Depending on your organization, there may be more or less stakeholders involved, but the larger point is that cyber threat intelligence has a value to many different roles and organizations. The intelligence you create and share must have context and meaning to each party. Thinking through the types of questions each group would ask is a good starting point in terms of what intel is useful. Sharing an indicator of compromise (IOC) to a risk officer or executive isn't going to mean anything. Sharing intel on the impact of a threat to the company's finances might mean a lot.
Create a private ISAC for your stakeholders. ISACs are the rage when it comes to sharing - there seems to be a new one popping up each week - but a private ISAC that is specific to your business ecosystem can really drive value for you as well as your customers, partners and vendors because the intel will be highly relevant. So the question becomes how to create this sharing environment?
1. Get organized - As mentioned above, EVERYTHING should start with your collection plan. What sources are you pulling from and why? What source gaps do you have? Who are the stakeholders? Who will produce intelligence versus consume it?

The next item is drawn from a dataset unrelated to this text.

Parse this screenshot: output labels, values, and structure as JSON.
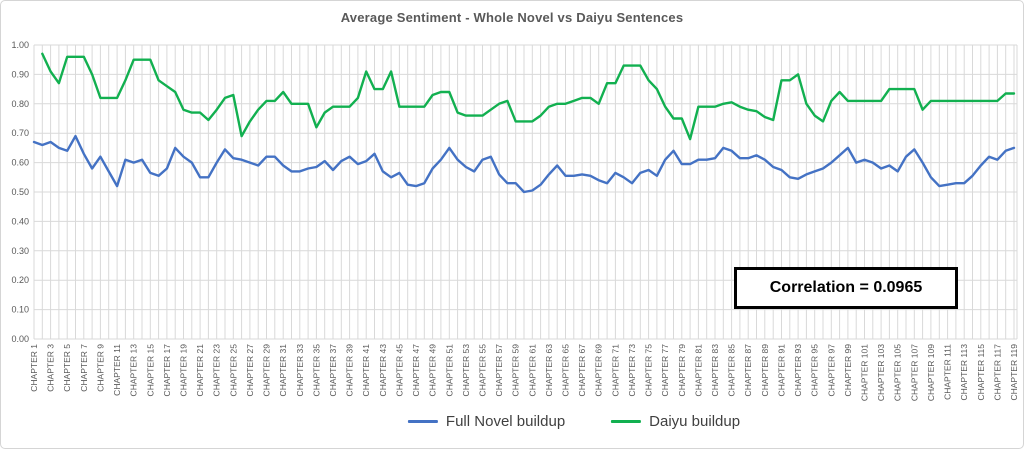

2. Enhance current processes instead of starting from scratch - Data fatigue is a real problem out there, analysts are constantly floundering in a sea of data trying to make sense of it all. Instead of trying to create a net new process/deliverable or service from scratch, you can quickly get in the game by looking at improving your existing cybersecurity processes. How can intelligence enrich that current process? How can it give the employees who participate in that process more perspective? A few examples:
3. Store, analyze and share - Having a simple repository of "finished" intelligence products and allowing access for those with a "need to know" is a solid start. I see too many organizations get all spun up trying to engineer this mega-sharing platform that quickly spiraled out of control ... you end up getting nowhere. Keep it simple, keep it useable, and keep it practical. This is about collecting, evaluating and producing finished intelligence based on the needs of the consumers of that intelligence.
4. Make it official - Intelligence should be a part of your risk management decision-making. It needs to be called out as such in your policy and processes and needs to be funded at some applicable level. Your organization does this already, except it is called Business Intelligence. Every product and service that your organization produces depends on technology in some way shape or form, yet it does not get treated as a risk area. Cyber threat Intelligence should give the cyber risk decision makers more clarity and context to problem areas so they can make more informed decisions and take action.
5. Grow your network - As you begin to reap the rewards of info-sharing and collaboration, expand your network. Consider your own organization's subsidiaries, satellite or branch offices, internal departments and more. Your organization is also reliant on the products and services that your partners and suppliers provide, so it is imperative that the same conversation is extended to those stiakeholders as well.
Establishing a cyber threat intelligence capability is a strategic decision that takes patience and diligence, but which can change cybersecurity outcomes for the better over the long haul. Intelligence sharing is a key component, and again, it will take time and concerted effort to make it useful - but the end result is more than worth it.